I once taught a workshop where a participant was shocked that I referenced Stephen King as a strong and compelling writer. She once said a similar thing in her university English literature class and was shamed in front of her classmates by her prof’s seething rejection of “that hack.”
Victorian-era best-selling author Charles Dickens was considered to be a hack, I told her. And like Dickens, Stephen King’s work has found its way onto more than one postsecondary syllabus.
Of course, there’s also some satisfaction in King’s earnings as an author of popular fiction. But even bestselling Canadian authors of popular fiction are unlikely to find themselves on the Giller prize list or anticipating a nod for a GG.
Maybe we should take a page from the National Book Awards in the U.K. Launched as the Popular Fiction Award in 2006 and now dubbed the Fiction Book of the Year, the shortlisted and winning books have included thrillers, romance and humour. Currently sponsored by a corporate giant in vision care, they are now known as the Specsavers National Book Awards.

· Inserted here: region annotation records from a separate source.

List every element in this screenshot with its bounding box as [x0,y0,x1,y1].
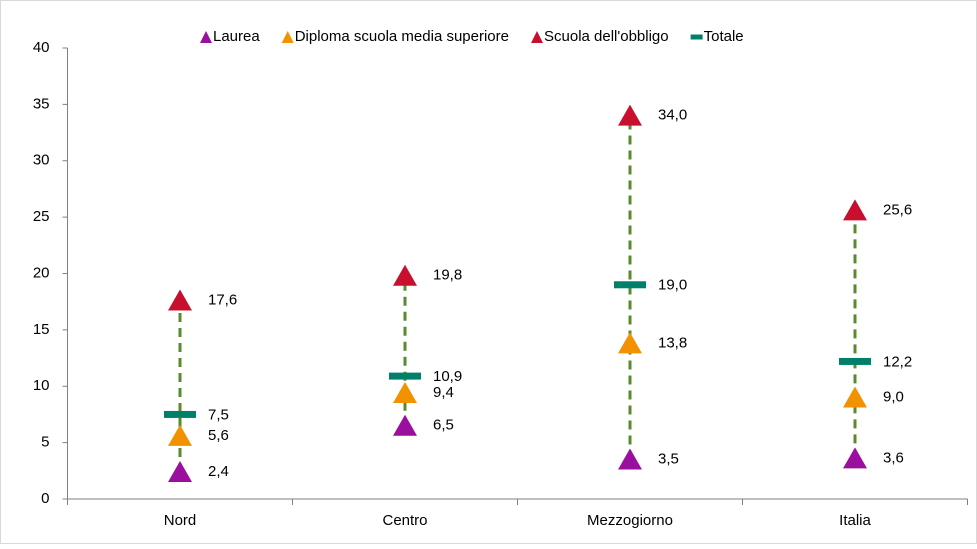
data-label: 3,6 [883,449,904,466]
point-marker [843,447,867,469]
data-label: 12,2 [883,353,912,370]
data-label: 19,0 [658,277,687,294]
data-label: 19,8 [433,267,462,284]
x-tick-label: Nord [164,512,197,529]
point-marker [618,332,642,354]
point-marker [393,382,417,404]
point-marker [393,264,417,286]
total-marker [389,372,421,380]
y-tick-label: 20 [33,264,50,281]
data-label: 7,5 [208,406,229,423]
x-tick-label: Mezzogiorno [587,512,673,529]
point-marker [618,448,642,470]
y-tick-label: 5 [41,434,49,451]
point-marker [168,460,192,482]
data-label: 25,6 [883,201,912,218]
data-label: 3,5 [658,451,679,468]
data-label: 5,6 [208,427,229,444]
total-marker [164,410,196,418]
x-tick-label: Italia [839,512,871,529]
point-marker [843,199,867,221]
y-tick-label: 25 [33,208,50,225]
point-marker [843,386,867,408]
legend-symbol [690,34,703,40]
y-tick-label: 15 [33,321,50,338]
data-label: 9,4 [433,384,454,401]
data-label: 9,0 [883,388,904,405]
data-label: 10,9 [433,368,462,385]
total-marker [614,281,646,289]
legend-symbol [200,31,212,43]
point-marker [168,289,192,311]
data-label: 13,8 [658,334,687,351]
y-tick-label: 30 [33,152,50,169]
data-label: 6,5 [433,417,454,434]
legend-symbol [531,31,543,43]
y-tick-label: 35 [33,95,50,112]
data-label: 17,6 [208,292,237,309]
y-tick-label: 10 [33,377,50,394]
point-marker [393,414,417,436]
y-tick-label: 40 [33,39,50,56]
legend-label: Laurea [213,28,260,45]
data-label: 2,4 [208,463,229,480]
point-marker [168,424,192,446]
legend-symbol [281,31,294,43]
legend-label: Scuola dell'obbligo [544,28,669,45]
total-marker [839,357,871,365]
point-marker [618,104,642,126]
legend-label: Diploma scuola media superiore [295,28,509,45]
x-tick-label: Centro [382,512,427,529]
legend-label: Totale [704,28,744,45]
data-label: 34,0 [658,107,687,124]
y-tick-label: 0 [41,490,49,507]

Seems like a good idea to me. And I suspect our many popular fiction writers would agree.
Last Word
Ruth is delighted to confirm the Writer in Residence for the Arts Council, Haliburton Highlands is bestselling Canadian author of decidedly popular fiction, Susanna Kearsley.
Her latest book, Bellewether, is Haliburton Reads & Writes pick for The Big Book Club and readers are invited to join Susanna in Haliburton on September 15 to talk about Bellewether and ask Susanna questions about the book. The Big Book Club will be live streamed so that anyone can join in and participate in the discussion and Q&A. Check out the Facebook page for details.
Susanna’s books, published in translation in more than 20 countries, have won the Catherine Cookson Fiction Prize, RT Reviewers’ Choice Awards, a RITA Award, and National Readers’ Choice Awards, and have finalled for the UK’s Romantic Novel of the Year and the Crime Writers of Canada’s Arthur Ellis Award for Best Novel.